I will rejoice in Jerusalem, and delight in my people; no more shall the sound of weeping be heard in it, or the cry of distress.
No more shall there be in it an infant that lives but a few days, or an old person who does not live out a lifetime; for one who dies at a hundred years will be considered a youth, and one who falls short of a hundred will be considered accursed.
They shall build houses and inhabit them; they shall plant vineyards and eat their fruit.
They shall not build and another inhabit; they shall not plant and another eat; for like the days of a tree shall the days of my people be, and my chosen shall long enjoy the work of their hands.
They shall not labor in vain, or bear children for calamity; for they shall be offspring blessed by the LORD– and their descendants as well. (Isaiah 65:17-23, NRSV)
Isaiah wrote for people who had been in exile—we’ve been hearing about them off and on at the same time we’ve been walking this hard road with Jesus. The inhabitants of Jerusalem had been divided, some living in their own occupied city with the Persian invaders right on top of them, and the others trying to figure out how to be faithful to God in faraway and extremely foreign Babylon. We’ve talked about how they believed that only in the Temple could they really be close to the LORD.
And not only were some of them too far away, but the invaders destroyed the Temple. The one Jesus is talking about is the rebuilt version, although it would be torn down, too.
And this peaceful, happy-sounding good news passage in Isaiah? Comes right after a passage of bad news. It comes as part of a story of a community ripped apart.
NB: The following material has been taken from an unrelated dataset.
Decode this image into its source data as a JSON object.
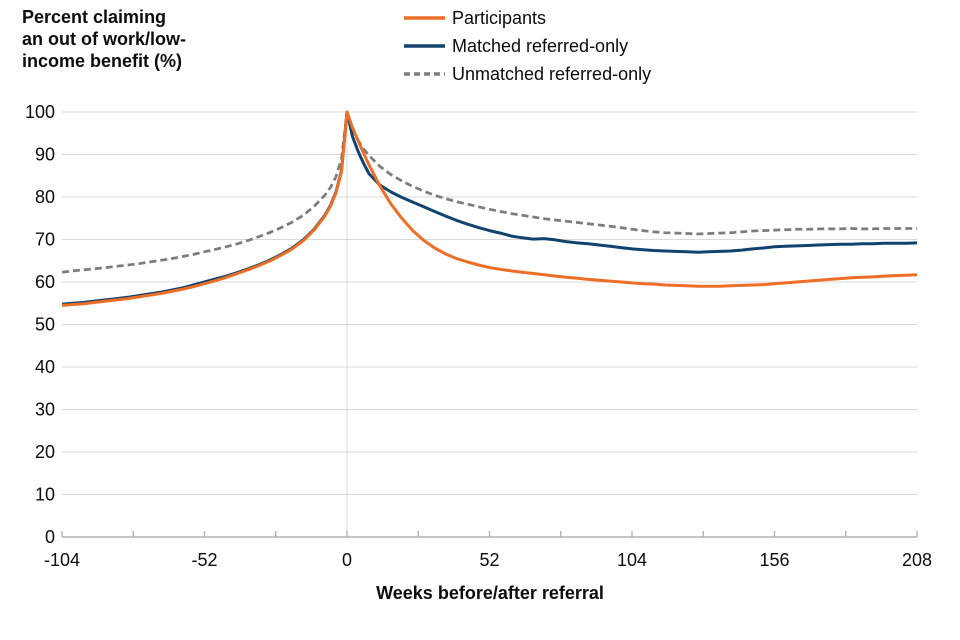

And it means a lot to me, and I think it should to us, that Jesus felt these same feelings and expressed these same emotions in his human life.
We all fall down. We do.
But don’t let people tell you it’s all coming to an end. Do not despair. We are people of the Good News. We are people of God’s Hope. We are people of Christ’s Resurrection. It’s still true, even in the moments when we’ve fallen, even at the times we think we’ll never get up again. It’s still true.
And here’s the good news about living in community. Even when we’re down, in the fallen place, at the absolute bottom, through the actions of others, or our own mistakes or poor choices, whether it’s personal or bigger than we are, when we are down in the nightmare of a window well and can’t see how we will climb out again, we are not alone. We are never alone.
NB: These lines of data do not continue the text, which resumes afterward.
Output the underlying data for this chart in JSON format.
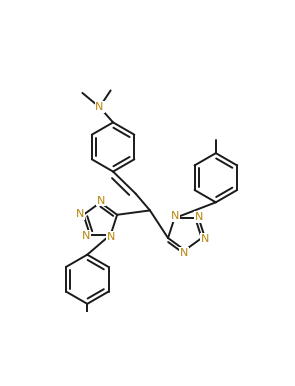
{
  "bg": "#ffffff",
  "bc": "#1a1a1a",
  "nc": "#b8860b",
  "lw": 1.4,
  "fsN": 8.0,
  "fsME": 7.5,
  "xlim": [
    0,
    10
  ],
  "ylim": [
    0,
    13
  ],
  "figsize": [
    2.95,
    3.86
  ],
  "dpi": 100,
  "r6": 1.0,
  "r5": 0.72
}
“Before they call, I will answer.”
“I will give you words and a wisdom that none of your opponents will be able to withstand or contradict.”
God is with us. Christ is with us. He's been in the deepest window well himself. This community of Christ’s people stands ready to extend a hand in Christ's name, even and especially when we fall down. Thanks be to God. Amen.
Ring Around the Rosy, date unknown, by Edward Henry Potthast (1857-1927).